En cambio encontraron patrullas, consejeros, abogados y una ceremonia cancelada.
Las imágenes recorrieron todo el país esa misma noche.
Pero la fotografía más compartida no fue la de las esposas.
Fue la de Santiago saliendo del templo de la mano de Ximena.
Creyó que todo había terminado.

Hasta que Laura volvió a llamarlo esa misma tarde.
—Santiago…
Hay algo que encontramos revisando los documentos del fideicomiso.
—¿Qué pasa?
—No iban a quedarse solo con Grupo Valdés.
Él frunció el ceño.
—¿Qué más buscaban?
Laura guardó unos segundos de silencio.
—Encontramos una cláusula oculta.
Si el fraude se completaba, también obtenían el control absoluto de Puentes de Luz.
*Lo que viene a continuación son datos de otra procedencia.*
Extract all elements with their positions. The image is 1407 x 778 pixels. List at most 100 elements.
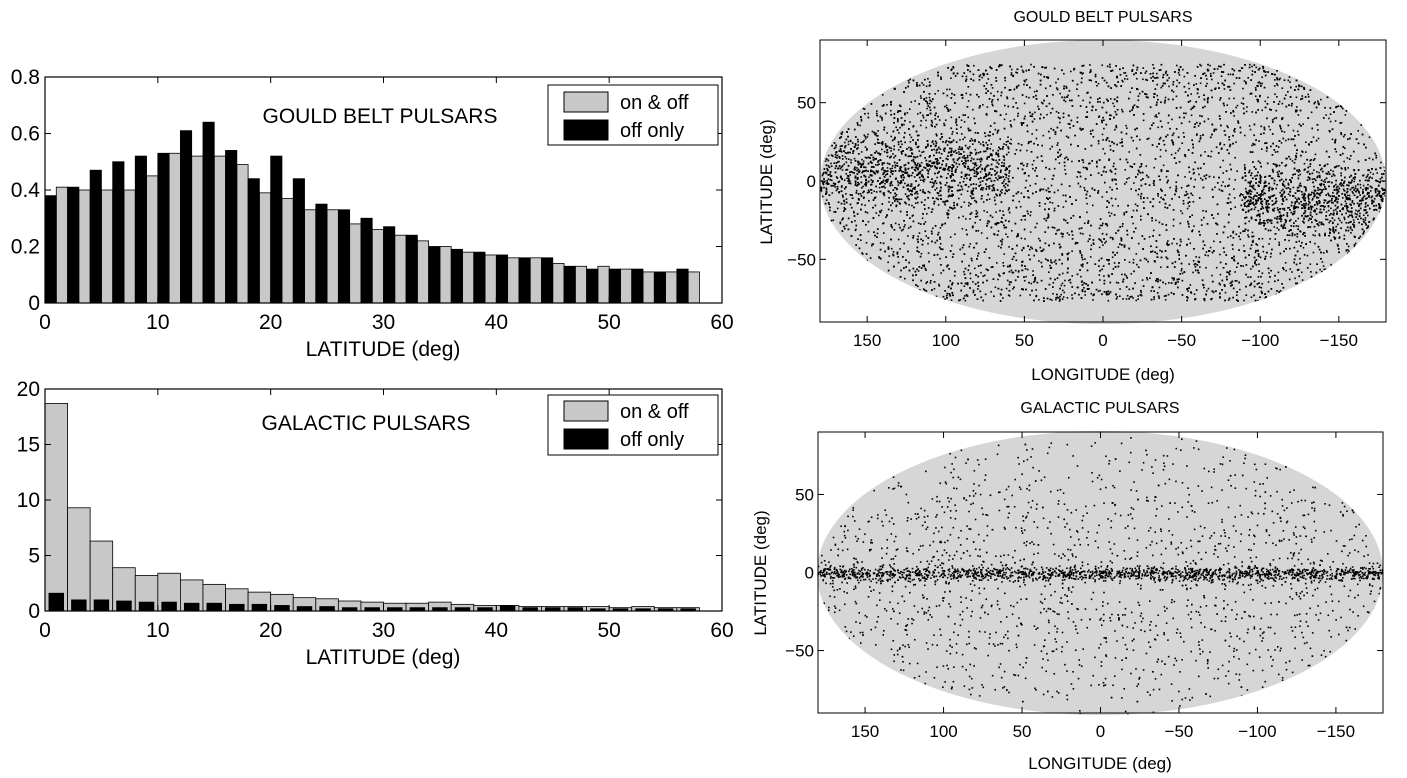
sky-point — [1353, 221, 1355, 224]
sky-point — [1319, 268, 1321, 271]
sky-point — [1109, 66, 1111, 68]
sky-point — [1268, 272, 1270, 274]
sky-point — [1322, 252, 1325, 254]
sky-point — [881, 94, 884, 96]
sky-point — [1222, 172, 1225, 174]
sky-point — [974, 139, 976, 141]
sky-point — [997, 163, 1000, 165]
sky-point — [970, 211, 973, 214]
sky-point — [1181, 272, 1184, 275]
sky-point — [1112, 268, 1115, 270]
sky-point — [862, 191, 864, 194]
sky-point — [1047, 76, 1050, 79]
sky-point — [1033, 90, 1036, 93]
sky-point — [1060, 284, 1063, 287]
sky-point — [850, 159, 852, 161]
sky-point — [1113, 162, 1115, 165]
sky-point — [928, 96, 931, 99]
sky-point — [881, 143, 884, 146]
sky-point — [924, 199, 926, 201]
sky-point — [901, 143, 903, 146]
sky-point — [1350, 232, 1352, 234]
sky-point — [1067, 252, 1070, 254]
sky-point — [1274, 217, 1276, 219]
sky-point — [1194, 178, 1197, 181]
sky-point — [1053, 207, 1056, 210]
sky-point — [949, 280, 952, 282]
sky-point — [1295, 220, 1297, 222]
sky-point — [1330, 169, 1332, 172]
sky-point — [933, 148, 935, 151]
sky-point — [1175, 185, 1178, 188]
sky-point — [1379, 178, 1382, 180]
sky-point — [1381, 206, 1384, 208]
sky-point — [1090, 79, 1093, 82]
sky-point — [1020, 237, 1023, 240]
sky-point — [1003, 143, 1005, 145]
sky-point — [1227, 299, 1230, 301]
sky-point — [886, 104, 888, 106]
sky-point — [1019, 205, 1022, 208]
sky-point — [1286, 215, 1289, 218]
sky-point — [1230, 285, 1232, 287]
sky-point — [907, 184, 910, 187]
sky-point — [889, 192, 892, 194]
bar-on-off — [123, 189, 136, 304]
sky-point — [1102, 139, 1104, 141]
sky-point — [1313, 169, 1315, 171]
sky-point — [983, 73, 986, 75]
sky-point — [1239, 288, 1241, 291]
sky-point — [1117, 282, 1120, 284]
sky-point — [963, 285, 966, 287]
sky-point — [840, 166, 843, 168]
sky-point — [1182, 200, 1185, 202]
sky-point — [1176, 242, 1178, 245]
sky-point — [1125, 275, 1128, 277]
sky-point — [910, 136, 913, 139]
sky-point — [1325, 211, 1328, 213]
sky-point — [1097, 290, 1100, 293]
sky-point — [1261, 76, 1264, 79]
sky-point — [987, 220, 989, 222]
sky-point — [1006, 236, 1009, 238]
sky-point — [1262, 207, 1265, 210]
sky-point — [1211, 123, 1213, 126]
sky-point — [1307, 95, 1310, 98]
sky-point — [1049, 298, 1051, 301]
sky-point — [1123, 212, 1126, 214]
sky-point — [1281, 102, 1284, 105]
sky-point — [1245, 82, 1247, 85]
sky-point — [945, 163, 948, 165]
sky-point — [943, 105, 946, 108]
sky-point — [845, 193, 847, 195]
sky-point — [1111, 256, 1114, 259]
sky-point — [831, 192, 834, 194]
sky-point — [1164, 298, 1167, 301]
sky-point — [999, 138, 1002, 140]
sky-point — [991, 168, 994, 170]
sky-point — [1300, 271, 1303, 274]
sky-point — [1015, 71, 1017, 74]
sky-point — [1098, 246, 1101, 249]
sky-point — [1312, 251, 1315, 254]
sky-point — [1362, 199, 1364, 202]
sky-point — [1172, 224, 1175, 227]
sky-point — [1040, 188, 1043, 191]
sky-point — [1155, 219, 1157, 222]
sky-point — [936, 187, 938, 190]
sky-point — [1232, 109, 1234, 112]
sky-point — [1284, 139, 1287, 142]
sky-point — [1342, 185, 1345, 187]
sky-point — [1288, 206, 1290, 209]
sky-point — [1305, 215, 1308, 218]
sky-point — [1117, 229, 1119, 232]
sky-point — [1051, 202, 1054, 204]
sky-point — [1042, 188, 1045, 191]
sky-point — [911, 215, 914, 217]
sky-point — [991, 104, 994, 107]
sky-point — [1356, 196, 1358, 199]
bar-on-off — [236, 164, 249, 304]
bar-off-only — [499, 605, 516, 612]
sky-point — [918, 183, 920, 186]
sky-point — [857, 163, 860, 166]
Santiago sintió un escalofrío.
—¿La fundación?
—Sí.
Y había un último documento preparado para firmarse durante el brindis.
—¿Cuál?
Laura respondió con voz grave.
—La autorización para vender todos los inmuebles donde funcionan los comedores infantiles.
En ese instante comprendió que aquella boda nunca había tenido como objetivo únicamente su fortuna.
El verdadero botín eran los ciento ochenta y seis mil niños que dependían de la fundación y los millones destinados a alimentarlos.